Reason and thought and what happened two years ago have vanished. All that is left is this blazing want. I’m breathless, gasping, clinging to his shoulders as he pumps into me at an unforgiving pace.

“You can take another one,” he says, then waits for me to confirm. I do, then cry out as he slips in a second finger. I tense around the building pressure, clenching, but then he starts to move again, and I’m panting. His palm starts to hit my center, and I see stars.

I start to shamelessly ride his fingers, hips grinding, and Parker braces his other hand against the doorframe. His eyes are wide as he watches me. His erection is straining against his pants.

“That’s it,” he says. “Fuck my fingers, Elle.”

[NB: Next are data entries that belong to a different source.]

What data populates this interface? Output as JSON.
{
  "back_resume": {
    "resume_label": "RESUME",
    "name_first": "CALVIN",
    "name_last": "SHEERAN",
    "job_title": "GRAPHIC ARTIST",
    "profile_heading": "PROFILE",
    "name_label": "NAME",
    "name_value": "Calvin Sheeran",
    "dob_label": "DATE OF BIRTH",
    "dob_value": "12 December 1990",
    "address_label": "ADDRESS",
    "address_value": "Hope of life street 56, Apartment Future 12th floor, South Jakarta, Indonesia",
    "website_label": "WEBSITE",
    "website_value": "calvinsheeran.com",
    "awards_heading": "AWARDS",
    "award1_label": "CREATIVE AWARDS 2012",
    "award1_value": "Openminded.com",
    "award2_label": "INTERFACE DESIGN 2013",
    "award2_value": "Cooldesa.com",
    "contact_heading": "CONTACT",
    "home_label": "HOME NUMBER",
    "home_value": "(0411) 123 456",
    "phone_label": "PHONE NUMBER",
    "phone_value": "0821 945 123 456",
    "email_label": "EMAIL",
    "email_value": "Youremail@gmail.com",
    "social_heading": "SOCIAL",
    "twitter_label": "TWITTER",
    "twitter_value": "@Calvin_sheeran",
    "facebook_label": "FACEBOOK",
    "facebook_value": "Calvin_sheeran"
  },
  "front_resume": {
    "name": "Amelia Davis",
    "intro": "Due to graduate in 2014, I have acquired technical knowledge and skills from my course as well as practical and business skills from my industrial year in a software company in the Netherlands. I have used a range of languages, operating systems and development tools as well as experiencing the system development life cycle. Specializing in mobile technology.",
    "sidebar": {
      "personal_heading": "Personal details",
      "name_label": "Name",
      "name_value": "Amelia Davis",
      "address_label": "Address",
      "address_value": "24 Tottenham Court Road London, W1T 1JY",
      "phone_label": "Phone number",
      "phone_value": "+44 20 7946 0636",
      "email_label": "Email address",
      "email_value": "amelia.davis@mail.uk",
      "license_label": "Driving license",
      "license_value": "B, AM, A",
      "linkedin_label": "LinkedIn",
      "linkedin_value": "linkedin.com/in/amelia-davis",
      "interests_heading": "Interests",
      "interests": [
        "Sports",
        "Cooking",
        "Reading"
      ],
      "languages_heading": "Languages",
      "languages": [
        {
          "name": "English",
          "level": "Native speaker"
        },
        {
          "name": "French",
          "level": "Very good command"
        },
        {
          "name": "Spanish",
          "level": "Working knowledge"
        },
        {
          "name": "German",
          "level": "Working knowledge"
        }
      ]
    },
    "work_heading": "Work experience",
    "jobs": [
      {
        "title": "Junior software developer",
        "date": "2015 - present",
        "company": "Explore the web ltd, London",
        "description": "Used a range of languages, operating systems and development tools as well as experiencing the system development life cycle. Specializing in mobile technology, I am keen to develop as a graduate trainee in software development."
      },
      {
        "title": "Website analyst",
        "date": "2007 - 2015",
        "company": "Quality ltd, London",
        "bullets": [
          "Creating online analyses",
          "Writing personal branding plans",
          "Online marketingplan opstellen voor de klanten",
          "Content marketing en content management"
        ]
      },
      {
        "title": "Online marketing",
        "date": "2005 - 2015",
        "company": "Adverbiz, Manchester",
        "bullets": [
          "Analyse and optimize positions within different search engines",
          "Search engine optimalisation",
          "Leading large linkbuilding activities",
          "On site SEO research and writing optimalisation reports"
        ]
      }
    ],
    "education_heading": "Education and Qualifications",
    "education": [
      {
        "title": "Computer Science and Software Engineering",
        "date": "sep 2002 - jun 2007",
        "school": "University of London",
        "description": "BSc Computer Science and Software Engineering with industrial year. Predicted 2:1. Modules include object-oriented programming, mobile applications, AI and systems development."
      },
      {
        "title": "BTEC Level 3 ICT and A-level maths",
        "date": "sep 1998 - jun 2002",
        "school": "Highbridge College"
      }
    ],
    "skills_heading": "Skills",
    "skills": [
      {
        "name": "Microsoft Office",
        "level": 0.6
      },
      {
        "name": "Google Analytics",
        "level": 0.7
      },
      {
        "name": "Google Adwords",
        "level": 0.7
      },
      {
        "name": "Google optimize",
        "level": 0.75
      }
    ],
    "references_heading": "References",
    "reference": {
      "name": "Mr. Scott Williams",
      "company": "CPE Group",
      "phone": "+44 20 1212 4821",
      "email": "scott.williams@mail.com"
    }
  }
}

I do. I’m moving with abandon, and for once my mind is emptied out, blissfully bare, save for the cresting pleasure traveling up my spine. Nothing has ever felt this good, this all-encompassing, this right.

His thumb brushes against my center, and I cry out, pulsing around his fingers as he keeps going, cursing as he watches me break and mend again in front of him, shivering, gasping, before slumping against the door.

Slowly, he pulls his fingers back, and I’m immediately empty, needy.

“What do you want?” I say for the second time that night, my hand going to the front of his pants. A shock goes through him as I stroke him, and his hand covers mine, stilling it.

“What do I want?” he says, shaking his head.

I nod, pressing harder against the door.

His voice is a tortured growl. “I want to go on my knees and make you come again, this time on my tongue. I want to peel this dress off you. I want to bend you over every single piece of furniture I own. I want to hate you, because you’re all I can think about, even in important meetings, and sometimes, it’s fucking annoying.”

I’m ready for all of it. He has no idea how ready I am.

He takes a step back. “But not tonight.”

“Why not?” I say, breathless.

“Because it’s only July, Elle,” he says. “And you promised me all summer.” His eyes drag down my body. He’s looking at me like he wants to devour me. “I intend to take my sweet time enjoying you.”